We proved yesterday why you take up a tool not only for sounding the deck: it will get you through the roof when the saw fails. Ours did, when the brake (absolute necessity for taking a running saw up a pitched roof) mechanism failed and wouldn't let the chain run. This is another reason why we train-- to check the tools' functionality.

Also, once that hole's been cut, sometimes it takes some extra pounding to get the center knocked out of the hole. Having a 4 foot handle on the axe to keep you out from over the edge of a hole that you can expect to begin gusting a BUNCH of heat makes it easier to clear the hole safely, it seems to me.
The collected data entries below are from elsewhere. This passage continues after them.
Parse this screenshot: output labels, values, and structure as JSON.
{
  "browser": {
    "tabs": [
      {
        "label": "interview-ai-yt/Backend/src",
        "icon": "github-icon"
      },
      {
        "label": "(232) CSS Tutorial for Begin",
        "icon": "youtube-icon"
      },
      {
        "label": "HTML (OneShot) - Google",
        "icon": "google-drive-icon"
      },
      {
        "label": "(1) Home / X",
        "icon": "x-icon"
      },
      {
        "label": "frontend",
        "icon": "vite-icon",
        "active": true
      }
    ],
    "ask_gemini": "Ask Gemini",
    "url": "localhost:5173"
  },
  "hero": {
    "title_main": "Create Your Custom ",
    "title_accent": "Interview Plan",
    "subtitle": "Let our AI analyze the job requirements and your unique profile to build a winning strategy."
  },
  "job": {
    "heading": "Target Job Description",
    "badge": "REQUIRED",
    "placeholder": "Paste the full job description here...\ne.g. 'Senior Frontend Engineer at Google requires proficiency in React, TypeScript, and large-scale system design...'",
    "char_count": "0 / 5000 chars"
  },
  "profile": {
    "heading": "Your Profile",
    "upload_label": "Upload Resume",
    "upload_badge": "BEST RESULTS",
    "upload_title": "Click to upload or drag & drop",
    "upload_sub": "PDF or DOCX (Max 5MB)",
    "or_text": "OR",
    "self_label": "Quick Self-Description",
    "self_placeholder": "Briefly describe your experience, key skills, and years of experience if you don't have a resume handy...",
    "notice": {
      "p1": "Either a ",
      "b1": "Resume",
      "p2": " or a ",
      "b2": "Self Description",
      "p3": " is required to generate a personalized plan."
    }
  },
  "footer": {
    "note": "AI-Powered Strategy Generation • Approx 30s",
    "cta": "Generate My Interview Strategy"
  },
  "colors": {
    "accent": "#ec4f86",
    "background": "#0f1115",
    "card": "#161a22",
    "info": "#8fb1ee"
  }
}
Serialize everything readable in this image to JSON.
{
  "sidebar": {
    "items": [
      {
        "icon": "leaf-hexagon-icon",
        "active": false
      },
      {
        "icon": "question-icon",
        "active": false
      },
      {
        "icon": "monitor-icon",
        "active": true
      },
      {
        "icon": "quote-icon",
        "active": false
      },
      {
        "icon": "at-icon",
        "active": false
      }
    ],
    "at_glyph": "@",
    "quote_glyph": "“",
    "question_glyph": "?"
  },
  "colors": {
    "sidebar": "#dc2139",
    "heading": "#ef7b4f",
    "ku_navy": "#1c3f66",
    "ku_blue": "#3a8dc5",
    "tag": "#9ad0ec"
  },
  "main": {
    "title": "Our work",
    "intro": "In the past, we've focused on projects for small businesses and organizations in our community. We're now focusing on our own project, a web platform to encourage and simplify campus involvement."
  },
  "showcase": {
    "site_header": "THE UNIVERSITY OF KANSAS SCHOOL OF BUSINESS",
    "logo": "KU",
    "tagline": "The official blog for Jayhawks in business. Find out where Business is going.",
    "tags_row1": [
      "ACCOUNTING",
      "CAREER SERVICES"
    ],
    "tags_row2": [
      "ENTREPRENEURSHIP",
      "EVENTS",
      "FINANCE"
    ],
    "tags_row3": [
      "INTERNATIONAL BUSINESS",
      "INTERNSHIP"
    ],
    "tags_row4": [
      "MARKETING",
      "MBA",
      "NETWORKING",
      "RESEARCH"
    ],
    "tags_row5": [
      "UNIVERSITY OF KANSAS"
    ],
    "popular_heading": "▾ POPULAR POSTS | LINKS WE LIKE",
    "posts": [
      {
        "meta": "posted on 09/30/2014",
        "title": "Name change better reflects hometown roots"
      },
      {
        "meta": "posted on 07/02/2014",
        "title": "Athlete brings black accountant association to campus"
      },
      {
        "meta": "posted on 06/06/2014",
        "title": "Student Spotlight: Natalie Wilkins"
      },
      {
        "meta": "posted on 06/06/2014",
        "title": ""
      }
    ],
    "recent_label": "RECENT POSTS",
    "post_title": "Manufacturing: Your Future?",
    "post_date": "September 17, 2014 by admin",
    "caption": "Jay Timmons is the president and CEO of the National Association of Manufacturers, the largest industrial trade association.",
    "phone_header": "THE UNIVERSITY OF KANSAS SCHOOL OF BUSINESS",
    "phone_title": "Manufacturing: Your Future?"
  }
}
We practiced transitioning from saw to axe, and just using the axe to pound the hole right in without the saw. I did it right the first time (Vent saw failed, used the axe to finish), and then did it wrong the second time (Chain saw worked great, and I ripped down, then back up. They wanted all strokes toward the ladder, and down. In my defense, I got up, got my hole cut, and got down faster than anyone else did.)

 
At Monday, February 27, 2012 4:17:00 AM, Blogger Old NFO said...

Axes and Halligan tools DON'T require gas or batteries and they start EVERY time... Just sayin...

 
At Monday, February 27, 2012 8:16:00 AM, Blogger Matt G said...

You know, NFO, I thought of you as I considered that very fact. :)

 
At Monday, February 27, 2012 8:26:00 AM, Blogger JPG said...

It is always enjoyable to share a meal and then to ride along.

There was a time I flattered myself that I might make a material contribution to your efforts. Alas, the years and old injuries have taken their toll, and my scuffling days are long past.

Still, it was fun to learn at least one new thing about police procedure, and a lot about firefighting.

Safe home, sir.

 
At Monday, February 27, 2012 8:56:00 AM, Blogger Matt G said...

Heh, it was only a couple of years ago that you nearly laid a MagLite against a mouthy ex-con on a solicitor complaint with me, Dad.

 
At Monday, February 27, 2012 11:39:00 AM, Blogger Chas S. Clifton said...

MY department is so back in the woods that we ventilate roofs with pulaskis.

But given how spread-out things are, the roof is likely to have self-ventilated by the time we get there.

As the rural VFD chief says in Population 485, "We haven't lost a basement yet."